The earliest knives are rectangular in shape, notched knives being sometimes chipped rather than polished, but from the fourth millennium BCE on, other shape appear, including lunate (Chinese: 半月形石刀, Korean: 반달돌칼, with straight or curved blade), bay (with curved handle and blade) and triangular.

Ceramic harvesting knives made of reworked pottery are also found alongside stone knives in the early Yangshao period, but gradually become less frequent (without disappearing altogether) and never extend as far as stone knives.

Stone harvesting knives remain associated with millet agriculture until they reach the Lower Yangtze river region in sites such as Pishan 毘山 (Late Songze--early Liangzhu, ca. 3500-3100 BCE), where they start being associated with the harvesting of rice exclusively.

In Korea, millet agriculture spreads first without harvesting knives in the Chulmun culture, while stone harvesting knives appear together with rice agriculture in the Mumun culture.

In Japan, harvesting knives arrive together with rice and millets with the Yayoi culture, in the early first millennium BCE.

From the Han dynasty, stone harvesting knives are gradually replaced by metal harvesting knives (Chinese: 銍), which have remained in use until the XXth century.

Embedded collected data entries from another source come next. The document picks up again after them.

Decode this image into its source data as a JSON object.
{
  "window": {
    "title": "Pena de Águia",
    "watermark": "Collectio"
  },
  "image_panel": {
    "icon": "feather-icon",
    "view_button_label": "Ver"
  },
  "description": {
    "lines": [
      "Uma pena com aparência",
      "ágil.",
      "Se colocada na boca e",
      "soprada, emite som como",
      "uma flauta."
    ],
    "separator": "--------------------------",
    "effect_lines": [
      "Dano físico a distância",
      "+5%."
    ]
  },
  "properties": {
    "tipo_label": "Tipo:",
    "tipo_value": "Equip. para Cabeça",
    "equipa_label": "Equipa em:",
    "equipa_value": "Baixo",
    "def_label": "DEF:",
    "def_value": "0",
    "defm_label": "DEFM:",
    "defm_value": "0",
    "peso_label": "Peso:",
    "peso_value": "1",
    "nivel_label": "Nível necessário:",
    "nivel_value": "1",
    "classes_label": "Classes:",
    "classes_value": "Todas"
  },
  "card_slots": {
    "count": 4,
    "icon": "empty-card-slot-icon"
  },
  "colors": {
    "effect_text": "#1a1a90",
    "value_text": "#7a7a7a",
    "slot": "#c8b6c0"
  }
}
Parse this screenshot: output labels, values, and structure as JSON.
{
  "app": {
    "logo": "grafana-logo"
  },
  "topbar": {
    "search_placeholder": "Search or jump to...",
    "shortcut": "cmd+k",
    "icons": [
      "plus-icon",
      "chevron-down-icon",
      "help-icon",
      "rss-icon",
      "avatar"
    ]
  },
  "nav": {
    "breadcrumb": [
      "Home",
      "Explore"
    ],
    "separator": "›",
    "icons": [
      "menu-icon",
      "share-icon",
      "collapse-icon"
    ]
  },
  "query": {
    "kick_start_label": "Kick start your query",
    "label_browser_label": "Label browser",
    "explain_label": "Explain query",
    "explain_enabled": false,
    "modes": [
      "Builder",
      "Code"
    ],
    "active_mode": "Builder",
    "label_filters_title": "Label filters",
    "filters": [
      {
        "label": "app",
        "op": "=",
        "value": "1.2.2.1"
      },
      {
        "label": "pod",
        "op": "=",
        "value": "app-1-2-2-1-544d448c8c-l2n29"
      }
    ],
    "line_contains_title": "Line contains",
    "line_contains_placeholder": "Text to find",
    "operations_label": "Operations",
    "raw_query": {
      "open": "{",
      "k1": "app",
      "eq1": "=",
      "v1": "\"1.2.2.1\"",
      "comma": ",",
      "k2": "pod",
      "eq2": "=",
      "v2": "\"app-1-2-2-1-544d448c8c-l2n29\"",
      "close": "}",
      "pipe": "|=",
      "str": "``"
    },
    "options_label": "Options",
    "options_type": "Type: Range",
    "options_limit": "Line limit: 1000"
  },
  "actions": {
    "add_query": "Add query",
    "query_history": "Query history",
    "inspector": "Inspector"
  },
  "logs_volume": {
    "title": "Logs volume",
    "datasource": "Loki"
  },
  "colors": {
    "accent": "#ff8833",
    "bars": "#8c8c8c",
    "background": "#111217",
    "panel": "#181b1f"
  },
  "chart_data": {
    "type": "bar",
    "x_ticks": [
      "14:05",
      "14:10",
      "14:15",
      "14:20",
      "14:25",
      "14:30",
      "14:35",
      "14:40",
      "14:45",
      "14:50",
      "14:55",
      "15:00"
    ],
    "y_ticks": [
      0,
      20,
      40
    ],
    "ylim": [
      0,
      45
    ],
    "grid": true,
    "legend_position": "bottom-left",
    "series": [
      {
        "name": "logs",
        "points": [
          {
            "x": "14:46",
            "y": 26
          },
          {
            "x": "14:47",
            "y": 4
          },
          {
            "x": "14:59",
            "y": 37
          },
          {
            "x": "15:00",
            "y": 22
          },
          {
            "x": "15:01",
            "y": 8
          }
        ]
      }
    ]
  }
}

==Harvesting knives and the spread of the Sino-Tibetan family ==
Harvesting knives along with millets have been seen as possible archaeological correlate of demic diffusion of the speakers of several language families, in particular Sino-Tibetan.. They arrive in Kashmir and Swat by 2000-1700 BC, in sites such as Gufkral and Burzahom, which are located a mere 100 km from the area where the westernmost West Himalayish Pattani language is spoken.